According to the Australian Bureau of Statistics (ABS) 2017–18 National Health Survey, almost half (47%) of males aged 55–64 who had ever served in the ADF considered themselves to be in excellent or very good health; however, this dropped to 36% among males who had ever served in the ADF aged 75 and over. This was similar for males who had never served in the ADF (52% and 36%, respectively) (ABS 2019).
Nearly 2 in 5 (39%) males aged 75 and over who had ever served in the ADF considered their health to be fair or poor, compared with 31% of males of the same age who had never served in the ADF (ABS 2019).
In 2017–18, males aged 55 and over who had ever served in the ADF generally reported similar rates of chronic diseases as the non-serving population, including arthritis, back pain and problems, and diabetes. However, males aged 65–74 who had ever served in the ADF reported mental and behavioural conditions at a rate 10 percentage points higher than males aged 65–74 who had never served in the ADF (27% and 17%, respectively) (ABS 2019).
In 2017–18, over 1 million medications were dispensed to around 70,000 contemporary ex-serving ADF members of all ages (AIHW 2019a). Consistent with the increased likelihood of developing chronic diseases with age (ABS 2018), the rate of medication dispensing per member was found to increase with age:
- Contemporary ex-serving ADF members in older age-groups were dispensed more medications than younger age groups, with almost half (47%) of all medications dispensed to members aged 50–69. For males in this age group, medications relating to the cardiovascular system were the most commonly dispensed, accounting for over one-third (39%) of all dispensing for males aged 50-69 (AIHW 2019a).
- The rate of dispensing for contemporary ex-serving ADF members increased with age, with the rate for those aged 70 and over being 35 per person. This was nearly twice as high as the rate for those aged 50–69 (19 per person) and around 10 times the rate for those aged 17–30 (4 per person). This pattern is similar in age-matched rates within the Australian population (AIHW 2019a).

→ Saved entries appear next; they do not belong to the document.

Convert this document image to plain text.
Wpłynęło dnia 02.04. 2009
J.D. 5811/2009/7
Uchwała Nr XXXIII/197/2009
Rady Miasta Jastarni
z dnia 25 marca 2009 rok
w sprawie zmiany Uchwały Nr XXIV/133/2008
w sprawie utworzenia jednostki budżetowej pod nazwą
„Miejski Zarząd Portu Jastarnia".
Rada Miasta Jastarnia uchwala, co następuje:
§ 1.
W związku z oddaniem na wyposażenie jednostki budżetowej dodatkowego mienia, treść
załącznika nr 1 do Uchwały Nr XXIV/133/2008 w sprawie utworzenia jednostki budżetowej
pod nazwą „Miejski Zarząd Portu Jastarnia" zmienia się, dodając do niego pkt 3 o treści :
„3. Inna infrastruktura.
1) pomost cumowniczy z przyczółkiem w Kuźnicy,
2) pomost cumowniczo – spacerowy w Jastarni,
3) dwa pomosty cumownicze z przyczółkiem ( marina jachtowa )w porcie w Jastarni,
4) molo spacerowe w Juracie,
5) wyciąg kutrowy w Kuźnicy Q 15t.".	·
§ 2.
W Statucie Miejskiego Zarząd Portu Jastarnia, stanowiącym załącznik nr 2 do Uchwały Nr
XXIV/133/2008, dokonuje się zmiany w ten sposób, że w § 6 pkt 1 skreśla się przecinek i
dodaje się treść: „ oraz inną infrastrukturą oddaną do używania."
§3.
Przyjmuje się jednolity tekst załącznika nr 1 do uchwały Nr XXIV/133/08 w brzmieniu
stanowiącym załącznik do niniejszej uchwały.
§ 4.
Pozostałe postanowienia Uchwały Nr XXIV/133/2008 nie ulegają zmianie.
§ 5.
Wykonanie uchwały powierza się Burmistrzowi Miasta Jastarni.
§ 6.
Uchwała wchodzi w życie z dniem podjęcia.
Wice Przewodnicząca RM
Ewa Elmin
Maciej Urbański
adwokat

Between 2002 and 2015, rates of deaths due to any cause (all-cause mortality) for contemporary ex-serving ADF males aged 50–70 were almost half those of Australian males of the same age. In contrast, rates of all-cause mortality for contemporary ex-serving ADF males aged 16–29 were similar to those of Australian males of the same age. As expected, all-cause mortality rates increased with age (AIHW 2020) (Figure 2C.2).